Speaker identity is an indispensable cue for entity consolidation in long videos.
Compared to DVD, HAVEN achieves improvements across all subcategories while requiring fewer search iterations.

Highlights & Insights¶

Speaker identity as the "glue" for entity cohesion is a largely overlooked yet highly effective innovation.
The four-level hierarchical architecture aligns with the cognitive pattern humans employ when understanding long videos—global context before fine-grained detail.
The offline construction + online search design eliminates the need to reprocess the video for repeated queries.

Limitations & Future Work¶

Offline hierarchical database construction incurs non-trivial computational cost due to multiple LLM calls.
The approach depends on the quality of WhisperX speaker diarization, limiting effectiveness on non-dialogue-heavy videos.
Fixed clip length (30 seconds) may not be optimal for all video types.

vs. DVD: DVD relies on simple clip descriptions and global entity registration without hierarchical structure.

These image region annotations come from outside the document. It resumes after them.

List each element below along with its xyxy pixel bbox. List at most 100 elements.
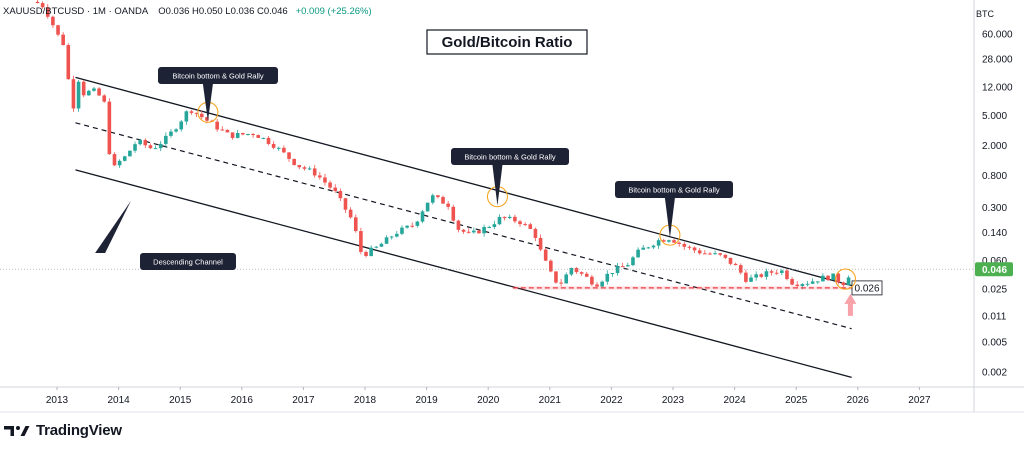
- candle-body: [554, 271, 558, 283]
- candle-body: [61, 34, 65, 46]
- candle-body: [651, 245, 656, 248]
- candle-body: [158, 143, 163, 149]
- candle-body: [487, 226, 492, 228]
- callout-label: Descending Channel: [153, 257, 223, 266]
- interval-label[interactable]: 1M: [92, 6, 106, 17]
- candle-body: [718, 253, 723, 255]
- candle-body: [620, 266, 625, 268]
- y-tick-label: 0.800: [982, 171, 1007, 182]
- candle-body: [744, 272, 748, 282]
- callout-box[interactable]: [158, 67, 278, 84]
- candle-body: [441, 197, 445, 204]
- candle-body: [754, 274, 758, 278]
- candle-body: [461, 229, 466, 232]
- candle-body: [600, 281, 604, 287]
- candle-body: [328, 182, 332, 188]
- candle-body: [472, 230, 476, 233]
- candle-body: [297, 165, 302, 168]
- channel-lower-line: [75, 169, 852, 378]
- candle-body: [430, 195, 435, 203]
- candle-body: [507, 216, 512, 219]
- candle-body: [708, 253, 712, 255]
- last-price-badge: [975, 262, 1013, 277]
- candle-body: [513, 216, 517, 222]
- candle-body: [164, 135, 168, 144]
- ohlc-legend: XAUUSD/BTCUSD · 1M · OANDA O0.036 H0.050…: [3, 6, 372, 17]
- x-tick-label: 2020: [477, 395, 500, 406]
- candle-body: [831, 273, 835, 281]
- candle-body: [220, 129, 225, 131]
- candle-body: [451, 206, 456, 221]
- candle-body: [215, 121, 219, 130]
- candle-body: [246, 133, 250, 135]
- candle-body: [477, 230, 481, 234]
- x-tick-label: 2024: [723, 395, 746, 406]
- candle-body: [133, 144, 137, 151]
- candle-body: [446, 203, 450, 207]
- candle-body: [174, 129, 178, 132]
- candle-body: [256, 135, 261, 138]
- candle-body: [420, 211, 425, 222]
- candle-body: [225, 129, 230, 133]
- callout-label: Bitcoin bottom & Gold Rally: [628, 185, 720, 194]
- candle-body: [559, 282, 563, 284]
- candle-body: [703, 253, 707, 255]
- candle-body: [790, 279, 794, 285]
- x-tick-label: 2018: [354, 395, 377, 406]
- candle-body: [728, 257, 733, 264]
- candle-body: [590, 276, 594, 285]
- callout-pointer: [95, 200, 131, 253]
- candle-body: [261, 137, 266, 139]
- candle-body: [117, 160, 122, 166]
- candle-body: [692, 247, 697, 251]
- candle-body: [636, 249, 640, 258]
- y-tick-label: 2.000: [982, 141, 1007, 152]
- candle-body: [764, 271, 769, 277]
- candle-body: [682, 243, 687, 247]
- callout-box[interactable]: [615, 181, 733, 198]
- candle-body: [312, 168, 317, 176]
- support-label: 0.026: [854, 283, 879, 294]
- x-tick-label: 2023: [662, 395, 685, 406]
- candle-body: [805, 283, 810, 285]
- candle-body: [302, 167, 307, 169]
- candle-body: [410, 225, 415, 227]
- symbol-label[interactable]: XAUUSD/BTCUSD: [3, 6, 85, 17]
- callout-box[interactable]: [451, 148, 569, 165]
- x-tick-label: 2021: [539, 395, 562, 406]
- candle-body: [569, 268, 574, 275]
- candle-body: [353, 217, 358, 232]
- candle-body: [502, 216, 507, 219]
- x-tick-label: 2017: [292, 395, 315, 406]
- candle-body: [138, 139, 142, 145]
- callout-box[interactable]: [140, 253, 236, 270]
- candle-body: [35, 1, 40, 4]
- channel-upper-line: [75, 76, 852, 287]
- callout-label: Bitcoin bottom & Gold Rally: [464, 152, 556, 161]
- candle-body: [846, 277, 851, 286]
- candle-body: [549, 260, 553, 272]
- candle-body: [230, 132, 235, 138]
- candle-body: [523, 224, 527, 226]
- tradingview-brand[interactable]: TradingView: [4, 422, 122, 439]
- broker-label: OANDA: [114, 6, 148, 17]
- y-tick-label: 0.005: [982, 337, 1007, 348]
- y-tick-label: 28.000: [982, 54, 1013, 65]
- candle-body: [836, 273, 841, 283]
- candle-body: [45, 7, 50, 17]
- candle-body: [333, 187, 338, 191]
- candle-body: [389, 236, 394, 238]
- candle-body: [564, 274, 569, 284]
- candle-body: [713, 253, 717, 255]
- callout-pointer: [202, 84, 213, 122]
- candle-body: [153, 148, 158, 150]
- candle-body: [841, 282, 846, 286]
- candle-body: [584, 273, 589, 277]
- candle-body: [384, 237, 389, 244]
- candle-body: [482, 226, 486, 234]
- candle-body: [466, 231, 471, 233]
- bounce-arrow-icon: [844, 293, 857, 316]
- x-tick-label: 2026: [847, 395, 870, 406]
- x-tick-label: 2027: [908, 395, 931, 406]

HAVEN's four-level hierarchy enables significantly more efficient navigation.
vs. VideoRAG: VideoRAG retrieves based on fragmented clips and lacks global coherence. HAVEN preserves narrative structure through hierarchical indexing.

Rating¶

Novelty: ⭐⭐⭐⭐⭐ — Both audiovisual entity cohesion and four-level hierarchical indexing represent innovative designs.
Experimental Thoroughness: ⭐⭐⭐⭐ — LVBench SOTA with multi-benchmark validation.
Writing Quality: ⭐⭐⭐⭐⭐ — Clear framework presentation and systematic method description.
Value: ⭐⭐⭐⭐⭐ — A milestone contribution to the long video understanding field.